One tangential point I’d like to pick up on: the question of the standing of the welfare of non-residents in the moral calculus of elected representatives.
Andy asserts that it’s not right for American elected officials to give (great) weight to the welfare of non-Americans, presumably because they ought to be acting as the agents of the citizens rather than as morally free actors. But is that really right?
Formally, the problem of an elected official is similar to the problem of any agent (for example, a professional negotiator). I can see the argument that agents ought to be generous out of their own resources, not out of the resources entrusted to them by others. That suggests that agents should always act purely in the selfish interests of their principals, narrowly defined. But I’m not sure that argument ought to be the end of the discussion.
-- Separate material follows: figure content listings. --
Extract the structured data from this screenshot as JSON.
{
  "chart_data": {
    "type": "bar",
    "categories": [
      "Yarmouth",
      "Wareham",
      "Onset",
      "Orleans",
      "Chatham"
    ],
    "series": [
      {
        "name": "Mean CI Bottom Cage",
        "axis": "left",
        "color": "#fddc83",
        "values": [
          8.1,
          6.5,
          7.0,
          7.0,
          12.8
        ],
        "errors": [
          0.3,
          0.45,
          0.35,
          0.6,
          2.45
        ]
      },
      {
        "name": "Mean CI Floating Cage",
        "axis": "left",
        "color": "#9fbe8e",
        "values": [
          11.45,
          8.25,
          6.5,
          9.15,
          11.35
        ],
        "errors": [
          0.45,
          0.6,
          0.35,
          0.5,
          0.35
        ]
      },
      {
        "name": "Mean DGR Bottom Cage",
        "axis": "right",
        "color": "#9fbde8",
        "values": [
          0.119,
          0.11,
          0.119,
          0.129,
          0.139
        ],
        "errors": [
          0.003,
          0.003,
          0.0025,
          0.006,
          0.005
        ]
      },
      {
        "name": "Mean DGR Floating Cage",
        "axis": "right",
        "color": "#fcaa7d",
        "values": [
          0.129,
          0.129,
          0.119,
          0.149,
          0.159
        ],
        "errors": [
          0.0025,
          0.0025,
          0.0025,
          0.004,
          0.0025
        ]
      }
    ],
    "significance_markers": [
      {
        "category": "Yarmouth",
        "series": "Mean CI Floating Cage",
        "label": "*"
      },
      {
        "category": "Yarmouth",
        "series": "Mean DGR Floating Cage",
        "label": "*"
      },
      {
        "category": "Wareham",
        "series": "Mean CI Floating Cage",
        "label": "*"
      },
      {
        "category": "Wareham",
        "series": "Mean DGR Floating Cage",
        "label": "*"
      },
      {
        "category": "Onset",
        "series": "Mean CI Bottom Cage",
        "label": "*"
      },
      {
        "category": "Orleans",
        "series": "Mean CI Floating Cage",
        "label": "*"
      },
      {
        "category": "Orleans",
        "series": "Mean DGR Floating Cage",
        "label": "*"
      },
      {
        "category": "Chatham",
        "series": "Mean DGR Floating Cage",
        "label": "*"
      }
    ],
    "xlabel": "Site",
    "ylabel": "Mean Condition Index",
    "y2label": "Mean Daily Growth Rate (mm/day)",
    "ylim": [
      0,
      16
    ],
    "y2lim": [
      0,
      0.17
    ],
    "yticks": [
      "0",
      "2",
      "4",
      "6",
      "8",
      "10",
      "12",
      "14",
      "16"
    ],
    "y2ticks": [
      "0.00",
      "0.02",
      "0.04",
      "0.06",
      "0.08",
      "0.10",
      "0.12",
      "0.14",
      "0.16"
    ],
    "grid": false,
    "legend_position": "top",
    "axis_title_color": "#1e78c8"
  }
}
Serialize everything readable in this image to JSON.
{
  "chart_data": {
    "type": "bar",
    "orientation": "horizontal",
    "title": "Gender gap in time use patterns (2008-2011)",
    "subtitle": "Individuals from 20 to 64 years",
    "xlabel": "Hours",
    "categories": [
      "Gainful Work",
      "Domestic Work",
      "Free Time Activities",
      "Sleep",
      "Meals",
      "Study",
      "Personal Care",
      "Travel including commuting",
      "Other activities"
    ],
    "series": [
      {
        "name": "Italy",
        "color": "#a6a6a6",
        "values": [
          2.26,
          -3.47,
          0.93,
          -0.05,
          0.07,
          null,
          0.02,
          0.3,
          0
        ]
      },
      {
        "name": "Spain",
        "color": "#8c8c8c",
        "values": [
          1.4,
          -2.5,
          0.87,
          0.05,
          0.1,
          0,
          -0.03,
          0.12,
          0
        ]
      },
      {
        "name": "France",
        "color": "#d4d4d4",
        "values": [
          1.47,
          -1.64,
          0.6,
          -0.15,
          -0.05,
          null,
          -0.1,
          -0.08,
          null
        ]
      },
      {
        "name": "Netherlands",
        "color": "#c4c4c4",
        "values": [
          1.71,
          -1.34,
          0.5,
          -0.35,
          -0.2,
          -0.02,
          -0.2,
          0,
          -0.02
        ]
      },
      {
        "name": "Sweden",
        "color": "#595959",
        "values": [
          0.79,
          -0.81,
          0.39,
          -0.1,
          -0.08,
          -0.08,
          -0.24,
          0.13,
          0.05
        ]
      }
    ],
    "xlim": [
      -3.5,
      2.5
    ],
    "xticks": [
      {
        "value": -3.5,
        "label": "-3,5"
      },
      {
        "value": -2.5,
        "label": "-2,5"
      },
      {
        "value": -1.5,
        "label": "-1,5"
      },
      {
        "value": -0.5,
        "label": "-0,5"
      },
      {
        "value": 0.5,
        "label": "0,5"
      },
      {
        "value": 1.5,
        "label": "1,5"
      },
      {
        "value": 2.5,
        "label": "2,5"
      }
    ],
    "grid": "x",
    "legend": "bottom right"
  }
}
Not all principals are purely selfish; perhaps the agent should he act instead as the principal would want him to act? Or perhaps the agent should act as the principal ought to want him to act. When I travel on an expense account, I tip the same amount as I would if I were travelling on my own nickel. I could save my principal money by tipping more stingily, or not at all. Should I do so?
Most Americans claim affiliation with religious traditions that commit them to value all human beings; is it obviously wrong for their elected officials to behave as if those “Sunday beliefs” were real?
Again, I don’t want to deny the basic plausibility of the notion that elected officials ought to work for the people who elect them. But I doubt that elected officials should do so exclusively, whether that means pork-barrelling (serving a local rather than a national community) or ignoring the interests of foreigners (serving a national rather than an international community).
And the case for vicarious selfishness is surely weaker the better-off the principal is. The United States is the richest nation in the history of the world; even for the relatively poorly-off Democratic constituencies where opposition to free trade is strongest, no one is going to die of malnutrition or exposure as a result of U.S. trade policy. The same can’t be said of Guatemala.
As Cephalus said to Socrates, one of the advantages of being rich is not having to cheat people. We like to think of ourselves as a generous people; that’s a good reason for our government to act generously on our behalf.